Sofrimento e tristeza marcaram a mãe e rainha. O luto era também uma derrota. Não procriaria mais. Fechou-se numa dor sombria e silenciosa. Estes sentimentos secretos estenderam entre os esposos um véu que se espessou dia a dia. Permaneceu corajosamente no círculo dos seus deveres, na esperança que este procedimento lhe restituísse seu “querido Pedro”. Tal, porém, não aconteceu. Concentrou-se, então, nas filhas. Participava com elas dos ritos da Semana Santa. Iam juntas ver as máscaras no carnaval.
Já há alguns anos, a família imperial e os diplomatas estrangeiros se habituaram a subir a serra no verão para fugir do calor e das febres que assolavam o Rio de Janeiro. Segundo biógrafos, em Petrópolis, o imperador parecia um cidadão comum. Vestido de casaca preta, chapéu alto, insígnia do Tosão de Ouro na lapela, passeava na cidade, colhia flores no jardim e ia à exposição no Palácio de Cristal. Apreciava tomar duchas, moda que se instalava na capital. Registrava num diário suas atividades: acordar as seis; estudar grego ou hebraico até sete; passear até oito; de novo, grego ou hebraico até às dez. Almoço. Do meio dia as quatro, estudos ou exame de negócios; jantar ás quatro, passeio até cinco e meia, escrita do diário das nove às onze quando ia dormir.
Raramente o casal oferecia recepções ou bailes e tampouco, os frequentava. O imperador não dançava e optou por um excesso de informalidade. Gustave Aymard, romancista francês de passagem no Rio de Janeiro, conta que um dia entrou pelo palácio sem que ninguém o incomodasse. Perguntou por D. Pedro. “Em frente, na segunda porta à esquerda”, respondeu um camarista.
Nos primeiros sábados do mês, o imperador recebia o corpo diplomático. Nos sábados seguintes, havia audiência pública de cinco às sete horas da tarde. Qualquer um podia entrar, até “o mais humilde negro em chinelos ou pés descalços”. Contou um visitante. Outro ainda se recordava que certa feita, uma senhora negra deixou cair papéis ao chão. D. Pedro abaixou-se para pegá-los. Em geral, ele anotava as queixas e as repassava aos ministros. O palácio de São Cristóvão era “mobiliado pobremente e malconservado”, segundo vários observadores. Tal despojamento era mal visto pelos estrangeiros, mesmo pelos republicanos, que passavam pelo Brasil. Sem o prestígio das cerimônias e das práticas usadas nas Cortes europeias, a brasileira parecia “um galinheiro”, segundo o diplomata Vicente Quesada.

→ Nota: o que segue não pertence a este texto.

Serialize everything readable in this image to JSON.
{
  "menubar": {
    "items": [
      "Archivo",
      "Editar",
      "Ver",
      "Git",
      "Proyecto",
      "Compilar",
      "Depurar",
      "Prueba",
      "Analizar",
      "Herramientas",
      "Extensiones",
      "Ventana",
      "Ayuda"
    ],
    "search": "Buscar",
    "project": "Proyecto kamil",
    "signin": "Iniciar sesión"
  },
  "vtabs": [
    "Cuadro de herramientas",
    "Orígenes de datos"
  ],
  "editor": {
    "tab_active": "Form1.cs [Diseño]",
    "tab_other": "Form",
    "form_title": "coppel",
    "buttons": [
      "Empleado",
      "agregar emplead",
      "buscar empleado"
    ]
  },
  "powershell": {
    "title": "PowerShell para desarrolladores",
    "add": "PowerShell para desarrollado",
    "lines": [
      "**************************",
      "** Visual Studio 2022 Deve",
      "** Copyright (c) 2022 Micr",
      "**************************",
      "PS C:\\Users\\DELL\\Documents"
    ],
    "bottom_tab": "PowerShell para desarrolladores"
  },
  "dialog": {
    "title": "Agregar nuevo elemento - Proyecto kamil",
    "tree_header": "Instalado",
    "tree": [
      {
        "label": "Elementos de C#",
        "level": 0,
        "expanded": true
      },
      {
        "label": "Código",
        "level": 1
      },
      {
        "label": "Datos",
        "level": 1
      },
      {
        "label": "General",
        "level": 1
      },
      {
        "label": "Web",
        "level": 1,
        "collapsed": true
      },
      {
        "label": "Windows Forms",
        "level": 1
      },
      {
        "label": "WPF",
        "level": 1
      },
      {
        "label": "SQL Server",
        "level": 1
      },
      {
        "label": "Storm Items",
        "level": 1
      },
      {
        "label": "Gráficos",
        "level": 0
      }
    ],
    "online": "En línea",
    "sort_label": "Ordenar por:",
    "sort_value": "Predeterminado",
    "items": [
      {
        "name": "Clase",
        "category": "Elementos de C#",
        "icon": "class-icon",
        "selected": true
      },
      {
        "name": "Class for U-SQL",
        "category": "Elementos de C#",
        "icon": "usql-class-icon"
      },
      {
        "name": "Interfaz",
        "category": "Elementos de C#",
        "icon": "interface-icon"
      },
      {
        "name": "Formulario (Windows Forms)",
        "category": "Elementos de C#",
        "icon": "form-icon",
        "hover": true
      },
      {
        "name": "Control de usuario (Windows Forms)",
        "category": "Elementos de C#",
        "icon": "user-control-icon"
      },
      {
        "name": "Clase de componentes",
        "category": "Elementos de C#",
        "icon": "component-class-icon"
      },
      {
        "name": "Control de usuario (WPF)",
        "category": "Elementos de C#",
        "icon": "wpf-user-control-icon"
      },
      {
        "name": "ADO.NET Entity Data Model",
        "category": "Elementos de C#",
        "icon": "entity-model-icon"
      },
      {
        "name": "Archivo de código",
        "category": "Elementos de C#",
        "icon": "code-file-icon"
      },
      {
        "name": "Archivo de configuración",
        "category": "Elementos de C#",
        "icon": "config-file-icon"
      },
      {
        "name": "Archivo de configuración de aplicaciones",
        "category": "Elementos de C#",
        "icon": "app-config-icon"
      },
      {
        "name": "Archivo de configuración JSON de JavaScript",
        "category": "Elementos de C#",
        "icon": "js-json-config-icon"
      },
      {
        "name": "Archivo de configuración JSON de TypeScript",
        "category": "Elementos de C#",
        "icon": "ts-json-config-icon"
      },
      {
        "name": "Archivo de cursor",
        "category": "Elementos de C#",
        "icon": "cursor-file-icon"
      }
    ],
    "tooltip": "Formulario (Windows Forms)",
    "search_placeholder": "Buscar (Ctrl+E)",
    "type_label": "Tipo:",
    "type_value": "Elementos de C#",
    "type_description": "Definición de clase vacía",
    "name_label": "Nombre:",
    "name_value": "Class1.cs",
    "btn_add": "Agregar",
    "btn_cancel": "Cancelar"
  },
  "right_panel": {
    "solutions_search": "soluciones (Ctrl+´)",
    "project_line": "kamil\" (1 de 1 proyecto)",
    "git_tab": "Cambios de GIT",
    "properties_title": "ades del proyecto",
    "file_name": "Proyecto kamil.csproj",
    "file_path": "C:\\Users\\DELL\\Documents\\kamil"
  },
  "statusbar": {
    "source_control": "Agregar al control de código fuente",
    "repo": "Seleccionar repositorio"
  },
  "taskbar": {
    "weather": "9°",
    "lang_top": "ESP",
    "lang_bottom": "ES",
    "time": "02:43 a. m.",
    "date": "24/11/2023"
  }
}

Em 7 de setembro de 1872, o império comemorou o cinquentenário de sua Independência. Houve festas em todas as províncias. Durante quase duas décadas, D. Pedro II esteve à frente de um país sem grandes tribulações. Quatro anos antes do jubileu, porém, a paz política tinha começado a se despedir do Imperador. A demissão de um gabinete liberal e a nomeação do barão de Caxias, um ferrenho conservador para o comando do exército brasileiro na Guerra do Paraguai, deu início a uma sucessão de acontecimentos que só cessaria com sua destituição em 1889. Afetado pelo diabetes e a insuficiência cardíaca, o imperador alheava-se do mundo. A volta dos liberais, em 1878, não acalmou a nação. Como bem resume Eduardo Bueno, a “questão religiosa”, as mortes sucessivas de Caxias, Osório, Rio Branco, Nabuco, Alencar e Zacarias, o clamor abolicionista e a fermentação republicana partiram o edifício imperial de alto a baixo. “Só o imperador não dava por isso, embebedido em seus estudos de sânscrito, árabe, persa, hebraico e tupi”, cravou Capistrano de Abreu.
E no dia 16 de novembro de um verão chuvoso, D. Pedro II receberia de um comandante da cavalaria, a comunicação de que fora deposto e deveria deixar o país “no mais breve prazo possível”.
- Texto de Mary del Priore. “Histórias da Gente Brasileira: Império (vol.2)”, Editora LeYa, 2016.
Casal imperial, jardins do palácio de Petrópolis, às vésperas da República.
Como sempre, Mary dá um show no relato da nossa História. Ela escreve de forma que prende o leitor, mesmo o desinteressado pela matéria – o que não é o meu caso. Amo História, especialmente a do segundo Império.